Based on the Lucene open source search engine, the OmniFind Yahoo Edition goes beyond commodity search. It is certainly quick to install: Download it, configure it in three clicks and point it at a URL to crawl. However, it is also configurable and customizable. Administrators can change the look and feel of the search page, create shortcuts to other Web pages or best answers to a top query. Reporting tools monitor usage to determine null or frequent searches, and to gauge the effectiveness of the results being returned.

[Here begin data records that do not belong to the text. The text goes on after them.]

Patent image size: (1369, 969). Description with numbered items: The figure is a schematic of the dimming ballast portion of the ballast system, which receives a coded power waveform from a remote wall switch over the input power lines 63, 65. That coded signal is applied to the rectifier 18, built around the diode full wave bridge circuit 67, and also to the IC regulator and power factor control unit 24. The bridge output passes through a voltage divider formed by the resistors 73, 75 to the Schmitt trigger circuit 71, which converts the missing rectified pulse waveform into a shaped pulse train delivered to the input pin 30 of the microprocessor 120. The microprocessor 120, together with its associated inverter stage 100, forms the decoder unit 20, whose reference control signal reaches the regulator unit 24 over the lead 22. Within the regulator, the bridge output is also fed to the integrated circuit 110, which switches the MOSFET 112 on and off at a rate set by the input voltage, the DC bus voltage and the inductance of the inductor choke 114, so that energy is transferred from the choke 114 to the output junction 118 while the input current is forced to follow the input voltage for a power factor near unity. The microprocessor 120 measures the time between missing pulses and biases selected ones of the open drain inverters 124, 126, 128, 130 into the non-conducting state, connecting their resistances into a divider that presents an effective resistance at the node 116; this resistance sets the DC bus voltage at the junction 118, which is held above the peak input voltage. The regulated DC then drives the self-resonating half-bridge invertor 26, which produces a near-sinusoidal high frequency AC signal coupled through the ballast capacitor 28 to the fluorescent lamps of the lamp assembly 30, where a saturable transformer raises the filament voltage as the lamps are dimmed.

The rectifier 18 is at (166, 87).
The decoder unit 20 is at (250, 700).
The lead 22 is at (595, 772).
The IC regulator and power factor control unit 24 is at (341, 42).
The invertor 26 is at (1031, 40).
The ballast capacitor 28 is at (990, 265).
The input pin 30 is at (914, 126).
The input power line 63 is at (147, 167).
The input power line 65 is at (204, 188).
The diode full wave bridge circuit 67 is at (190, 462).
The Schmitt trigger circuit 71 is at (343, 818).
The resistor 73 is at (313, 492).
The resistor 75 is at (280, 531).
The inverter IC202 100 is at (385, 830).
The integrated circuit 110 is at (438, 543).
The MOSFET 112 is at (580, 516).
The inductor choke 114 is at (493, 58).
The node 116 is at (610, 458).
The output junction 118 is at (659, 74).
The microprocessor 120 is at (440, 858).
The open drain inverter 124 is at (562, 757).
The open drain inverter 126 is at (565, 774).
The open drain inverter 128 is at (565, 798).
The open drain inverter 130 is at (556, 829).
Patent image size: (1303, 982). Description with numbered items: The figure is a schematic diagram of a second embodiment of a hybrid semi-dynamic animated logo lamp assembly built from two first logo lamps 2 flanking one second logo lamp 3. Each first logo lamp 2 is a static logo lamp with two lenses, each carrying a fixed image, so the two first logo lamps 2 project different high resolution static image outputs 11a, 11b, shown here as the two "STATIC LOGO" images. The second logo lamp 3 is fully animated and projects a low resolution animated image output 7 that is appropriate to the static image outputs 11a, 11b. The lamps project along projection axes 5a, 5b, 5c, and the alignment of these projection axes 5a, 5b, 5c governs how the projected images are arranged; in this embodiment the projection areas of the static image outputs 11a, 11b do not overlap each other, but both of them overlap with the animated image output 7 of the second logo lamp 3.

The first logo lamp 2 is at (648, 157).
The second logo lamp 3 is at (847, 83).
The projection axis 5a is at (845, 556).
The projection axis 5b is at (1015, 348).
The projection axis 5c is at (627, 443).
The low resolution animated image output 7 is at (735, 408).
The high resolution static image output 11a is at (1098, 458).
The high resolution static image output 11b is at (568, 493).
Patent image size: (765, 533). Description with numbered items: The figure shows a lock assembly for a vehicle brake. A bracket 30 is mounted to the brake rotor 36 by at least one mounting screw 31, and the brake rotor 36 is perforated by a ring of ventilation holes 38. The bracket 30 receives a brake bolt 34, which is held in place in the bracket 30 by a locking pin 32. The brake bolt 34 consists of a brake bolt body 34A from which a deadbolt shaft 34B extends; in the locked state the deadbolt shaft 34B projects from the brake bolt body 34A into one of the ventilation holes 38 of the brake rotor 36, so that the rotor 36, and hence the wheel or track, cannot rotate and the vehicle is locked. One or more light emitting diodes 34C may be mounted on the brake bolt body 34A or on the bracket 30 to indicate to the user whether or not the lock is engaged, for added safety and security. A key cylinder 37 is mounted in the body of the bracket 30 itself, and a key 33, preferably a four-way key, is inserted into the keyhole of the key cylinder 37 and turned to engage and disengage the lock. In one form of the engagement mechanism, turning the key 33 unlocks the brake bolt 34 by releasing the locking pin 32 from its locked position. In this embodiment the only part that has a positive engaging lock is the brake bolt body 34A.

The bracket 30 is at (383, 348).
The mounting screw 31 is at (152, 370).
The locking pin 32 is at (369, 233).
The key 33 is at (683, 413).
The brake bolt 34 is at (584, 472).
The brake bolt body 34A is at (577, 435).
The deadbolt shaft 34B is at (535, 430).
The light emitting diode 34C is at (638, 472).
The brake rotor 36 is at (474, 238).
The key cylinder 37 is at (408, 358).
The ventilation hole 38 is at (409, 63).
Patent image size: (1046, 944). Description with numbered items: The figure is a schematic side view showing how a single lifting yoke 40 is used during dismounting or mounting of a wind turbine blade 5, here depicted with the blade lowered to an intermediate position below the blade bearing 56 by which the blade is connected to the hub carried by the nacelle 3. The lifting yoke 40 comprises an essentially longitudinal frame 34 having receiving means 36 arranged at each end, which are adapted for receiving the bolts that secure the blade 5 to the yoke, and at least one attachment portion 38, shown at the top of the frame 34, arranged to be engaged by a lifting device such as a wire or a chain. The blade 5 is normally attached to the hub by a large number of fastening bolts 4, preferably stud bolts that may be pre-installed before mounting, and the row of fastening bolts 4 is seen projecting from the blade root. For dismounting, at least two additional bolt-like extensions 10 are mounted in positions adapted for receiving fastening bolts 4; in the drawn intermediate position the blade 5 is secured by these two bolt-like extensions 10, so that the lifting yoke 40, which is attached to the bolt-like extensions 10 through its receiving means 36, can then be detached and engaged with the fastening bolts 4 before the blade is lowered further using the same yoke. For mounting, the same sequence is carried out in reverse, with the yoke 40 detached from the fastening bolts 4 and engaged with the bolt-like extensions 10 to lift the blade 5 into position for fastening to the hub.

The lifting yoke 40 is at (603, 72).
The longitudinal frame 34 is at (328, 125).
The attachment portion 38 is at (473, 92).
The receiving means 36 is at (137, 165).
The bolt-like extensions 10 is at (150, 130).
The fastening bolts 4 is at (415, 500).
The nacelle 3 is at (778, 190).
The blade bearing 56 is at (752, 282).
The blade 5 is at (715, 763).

Not surprisingly, this free search engine is meant to be an entry point to IBM's suite of OmniFind search software. Although it is free, customers can purchase phone support for $1,999 per server per year. Businesses that outgrow it can move up to the next tier, which includes security, authentication and a larger document capacity. Customers may eventually want to migrate to an expanded OmniFind information access platform that includes additional capabilities such as security, analytics, semantic search (OmniFind Enterprise Edition); customer service features such as navigation, natural language queries, more reporting tools (Discovery Edition); better data plus content integration with metadata management and information as a service (Information Server); or a variety of problem- targeting custom applications that include more advanced features (Master Information Solutions).

Now that IBM has entered the list, the search market will grow even more contentious and confused. Do you need an extended search platform or a basic search engine? What about security? And should it be at the document level or the subdocument level? How about multiple languages? Can the central search engine be tuned for multiple and very different collections of content and data? Will it be used by employees or customers or both? How do you balance relevance ranking of customer addresses vs. lengthy analyses or transaction records? Can you accommodate manufacturing, sales, marketing, research and competitive intelligence workers with the same system? How about integrating multiple formats and different software applications that feed into a single point of access? And how many documents do you have, anyway?

IT departments are rarely well versed in the content technologies, and often persist in expecting them to behave like databases. Yet, with the emphasis on words and their meaning, these search, categorization and text analytics applications cannot be put in the database bucket. Their basic architecture, purpose and expectations differ: They are built to accommodate the richness and fuzziness of language. Just as language is subtle, so are the differences among search engines. Can you integrate desktop, intranet and Web search and do it securely?

OmniFind Yahoo Edition is positioned squarely against Google's search appliance (GSA). But we expect that it may rock the lower end of the search software market as well.

Vendors like ZyLAB, Coveo, Ultraseek (from Autonomy), dtSearch, ISYS or X1 have been moving up-market slowly as they add more features and scale to greater numbers of documents. This is classic disruption: high-end platforms from FAST and Autonomy, IBM, Endeca and Google, with vendors like Vivisimo and ZyLAB joining their ranks. Free software from X1 and now IBM. Open source software. Desktop search applications, and search embedded in more and more applications like CRM, e-discovery or office suites. And what about task-specific applications from Inmagic, LexisNexis, Factiva, EasyAsk, Mercado or Endeca? It makes for an interesting muddle.